Depoimento de Cynthia Nogueira, aluna do 1º ano de Terapia Ocupacional e moradora do Crusp

Luciana Alvarez, O Estado de S.Paulo

29 de junho de 2010 | 00h00

"Sou de fora de São Paulo e não teria condições de estudar sem as políticas de assistência social.

A greve dos funcionários não afetou em nada as aulas. Mesmo os laboratórios e bibliotecas do meu curso estão funcionando normalmente. Mas a rotina ficou bem mais difícil.

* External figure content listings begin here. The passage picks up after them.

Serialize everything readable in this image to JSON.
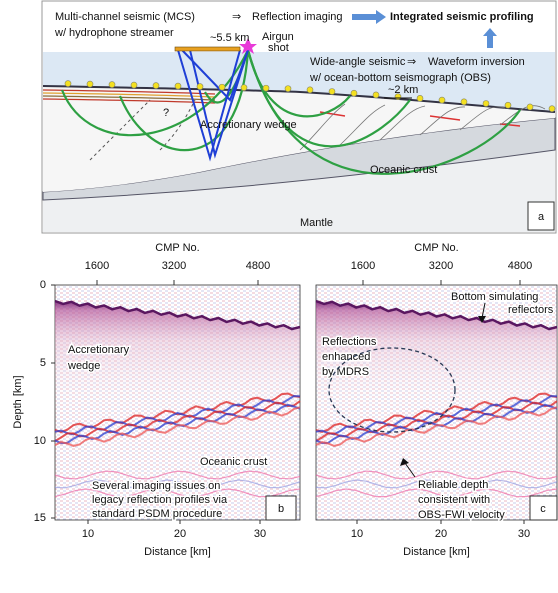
{
  "panel_a": {
    "label": "a",
    "mcs": "Multi-channel seismic (MCS)",
    "mcs_sub": "w/ hydrophone streamer",
    "reflection": "Reflection imaging",
    "integrated": "Integrated seismic profiling",
    "wide": "Wide-angle seismic",
    "wide_sub": "w/ ocean-bottom seismograph (OBS)",
    "waveform": "Waveform inversion",
    "streamer_length": "~5.5 km",
    "airgun": "Airgun",
    "shot": "shot",
    "obs_spacing": "~2 km",
    "question": "?",
    "wedge": "Accretionary wedge",
    "crust": "Oceanic crust",
    "mantle": "Mantle"
  },
  "panel_b": {
    "label": "b",
    "top_label": "CMP No.",
    "top_ticks": [
      "1600",
      "3200",
      "4800"
    ],
    "y_label": "Depth [km]",
    "y_ticks": [
      "0",
      "5",
      "10",
      "15"
    ],
    "x_label": "Distance [km]",
    "x_ticks": [
      "10",
      "20",
      "30"
    ],
    "wedge": [
      "Accretionary",
      "wedge"
    ],
    "crust": "Oceanic crust",
    "note": [
      "Several imaging issues on",
      "legacy reflection profiles via",
      "standard PSDM procedure"
    ]
  },
  "panel_c": {
    "label": "c",
    "top_label": "CMP No.",
    "top_ticks": [
      "1600",
      "3200",
      "4800"
    ],
    "x_label": "Distance [km]",
    "x_ticks": [
      "10",
      "20",
      "30"
    ],
    "bsr": [
      "Bottom simulating",
      "reflectors"
    ],
    "mdrs": [
      "Reflections",
      "enhanced",
      "by MDRS"
    ],
    "reliable": [
      "Reliable depth",
      "consistent with",
      "OBS-FWI velocity"
    ]
  }
}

Estamos sem ônibus circulares e ando até 50 minutos para ir à aula. O que também me prejudicou foi o fechamento do bandejão (restaurante gratuito para alunos carentes). Tenho de cozinhar na hora do almoço, o que demanda tempo, e às vezes me atraso para o período da tarde.

Estou em um alojamento provisório, esperando vaga em algum quarto do Crusp. Divido com seis garotas um dormitório que tem goteiras e problemas elétricos. Para estudar, temos de nos revezar para usar a única mesa e duas cadeiras.

As condições já são péssimas, mas o pior é que a seleção está parada por causa da invasão dos estudantes ao Coseas. Enquanto não saírem, quem está nos alojamentos continua lá."